USDCAD (US Dollar – Canadian Dollar)

Bullish was the last week for USDCAD, which opened at 1.3311 and closed at 1.3401. Canada had positive announcements towards the beginning of the week, relative to GDP which strengthened by 0.1% in November and with the PMI indicator in manufacturing announced above 50. However, the strong U.S. dollar, especially towards the end of the week, and the sharp decline in oil prices, helped the exchange rate to develop an uptrend for the first time after six bearish weeks. This week Tiff Macklem’s speech and the unemployment rate announcement stand out for Canada’s economy. It seems though that the upward reaction could have a continuation and therefore we will prefer buy positions this week.

 

USDCHF (US DollarSwiss Franc)
The USDCHF had an upward course last week as the opening price was at 0.9204 and the closing price at 0.9259. This rise in its entirety was caused by the rebound in the dollar on Friday following the impressive announcement of the labor market in the United States. By then the exchange rate had been on a downward trend that had driven it up to levels of 0.9050. On Tuesday, the unemployment rate for Switzerland’s economy is announced, but it seems that the dollar’s recovery is strong and so it is not ruled out a continuation of the upward trend. In this case, we will prefer buy positions for one more week.

 

AUDUSD (Australian Dollar – US Dollar)

Strongly bearish was the last week for AUDUSD, which opened at 0.7095 and closed at 0.6921. The dismal picture of Australia’s economy in the last period has been confirmed one more time after a significant drop in retail sales was announced for December. China’s economy, on the other hand, is on the rise and this has been confirmed once again by the positive results of the PMI indicators announced.

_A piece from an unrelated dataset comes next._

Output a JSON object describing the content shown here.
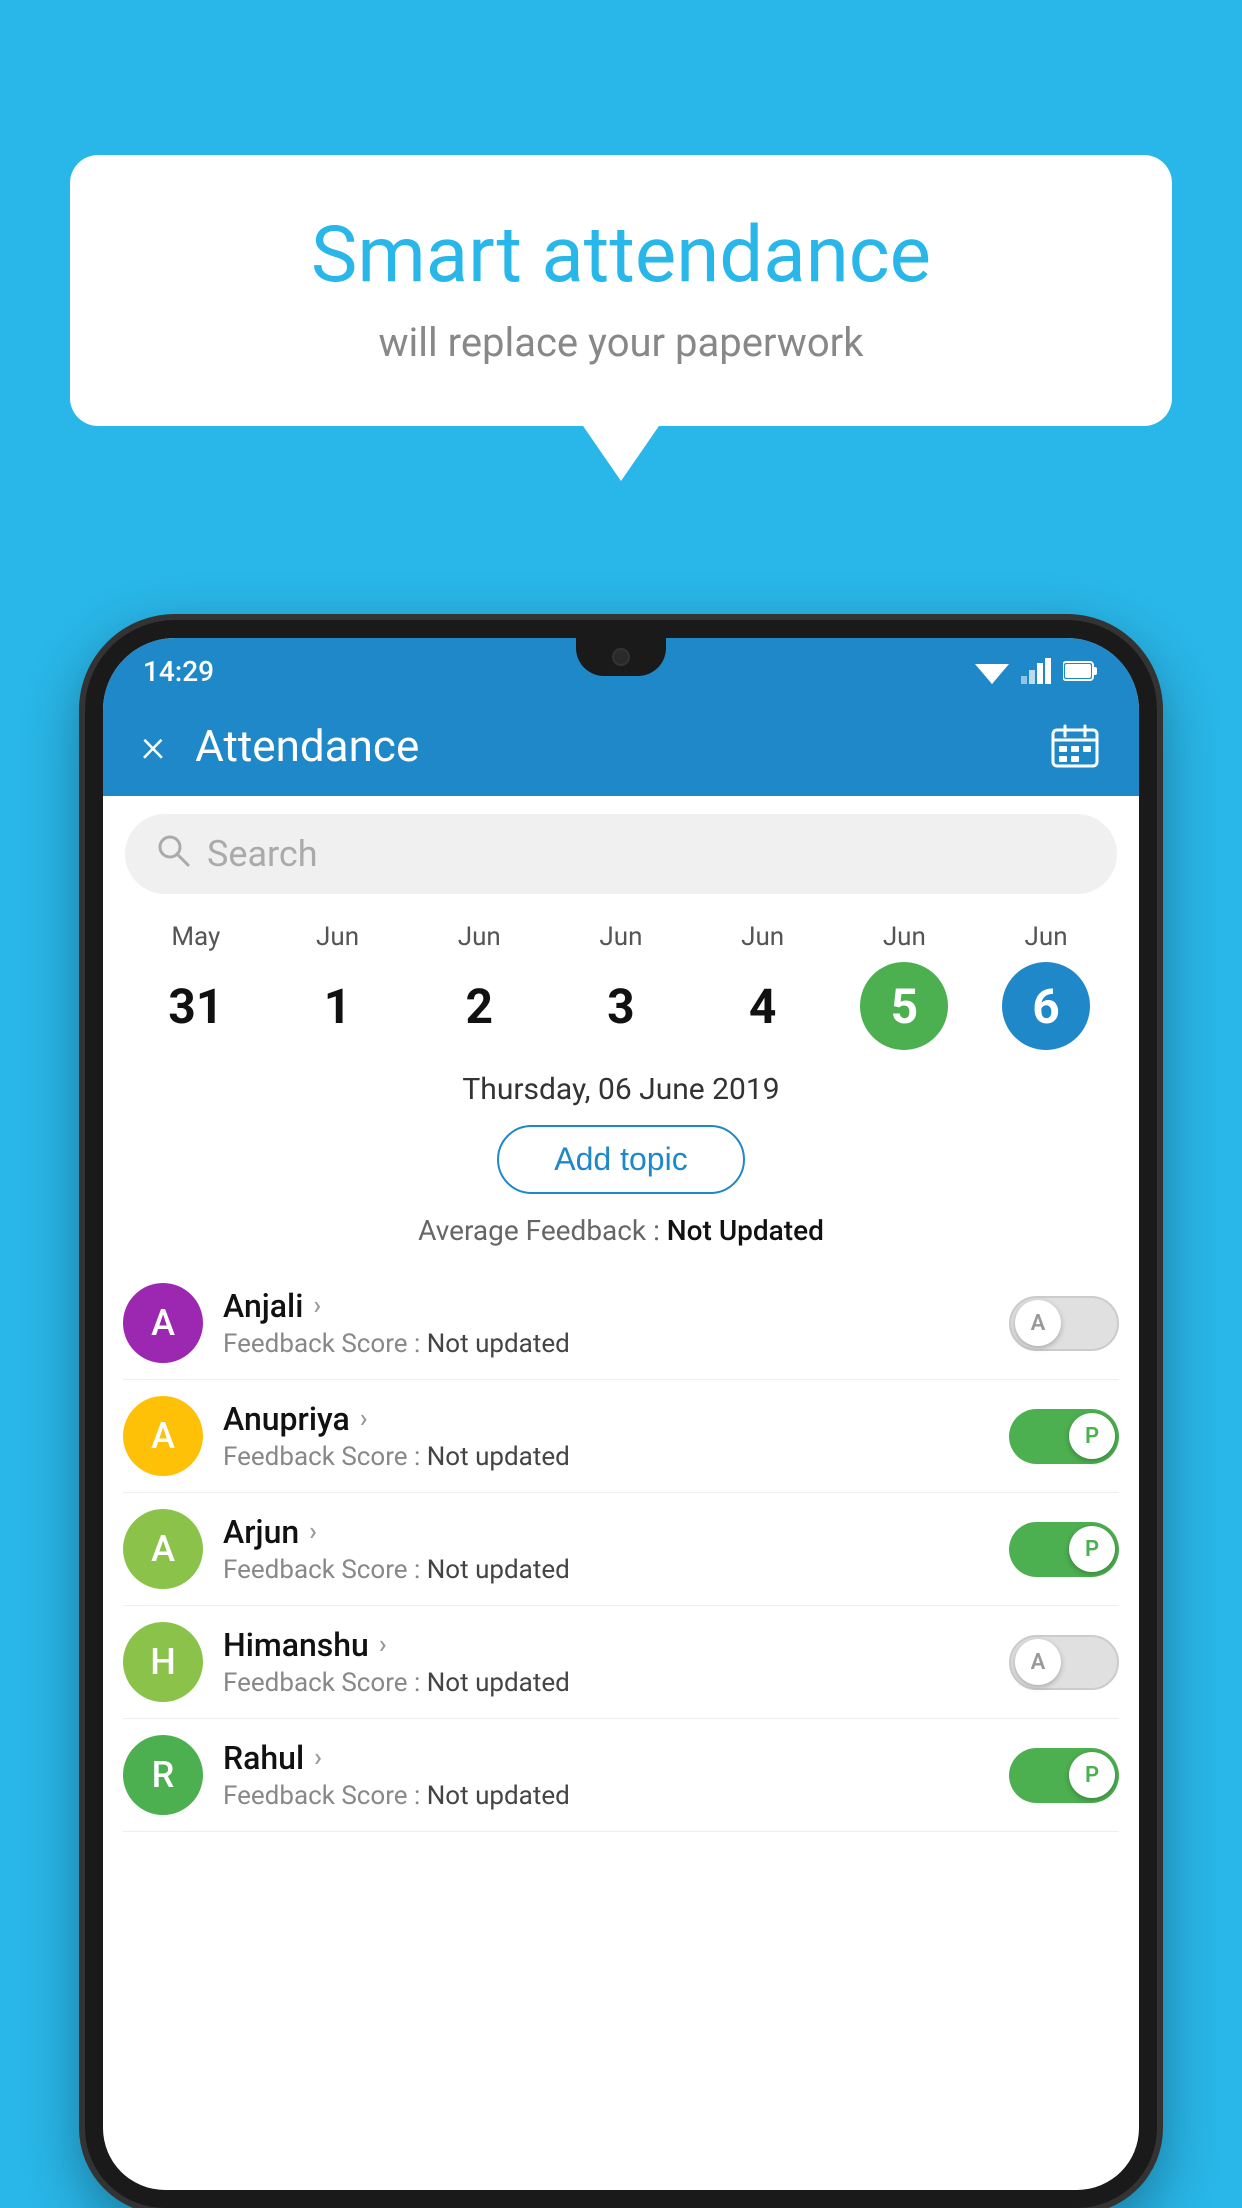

However, the impressive recovery of the US dollar did not leave much room for the exchange rate to rise, and it easily missed the critical price of 0.70. If this reaction continues it could threaten the significant support of 0.6680 and therefore, we may prefer sell positions this week.

Bitcoin

Last week, Bitcoin closed at $22,945 with losses close to 3.30%. The climate for cryptocurrencies began to deteriorate from Thursday onwards. The downtrend strengthened on Friday after markets were pressured by labor market announcements in the United States. The negative picture continued into the weekend as crypto markets do not have days off. The main reason for the decline was the poor performance of other markets that have developed a strong correlation with Bitcoin and other cryptocurrencies in recent times. Cryptocurrency companies and exchanges in particular, did not share the optimism of the recent weeks after making major job cuts in January. If this downtrend continues, cryptocurrencies may sink even further, and Bitcoin may reach the $ 20,000 zone again. Under this logic, we may try short positions this week.

 

IMPORTANT DISCLAIMER

The information in this report is of a general nature only. It is not a piece of personal financial advice. It does not take into account your objectives, financial situation, and personal needs.

a-Quant is not responsible for your actions and recommends you contact a licensed financial advisor before acting on any information contained in this general information report.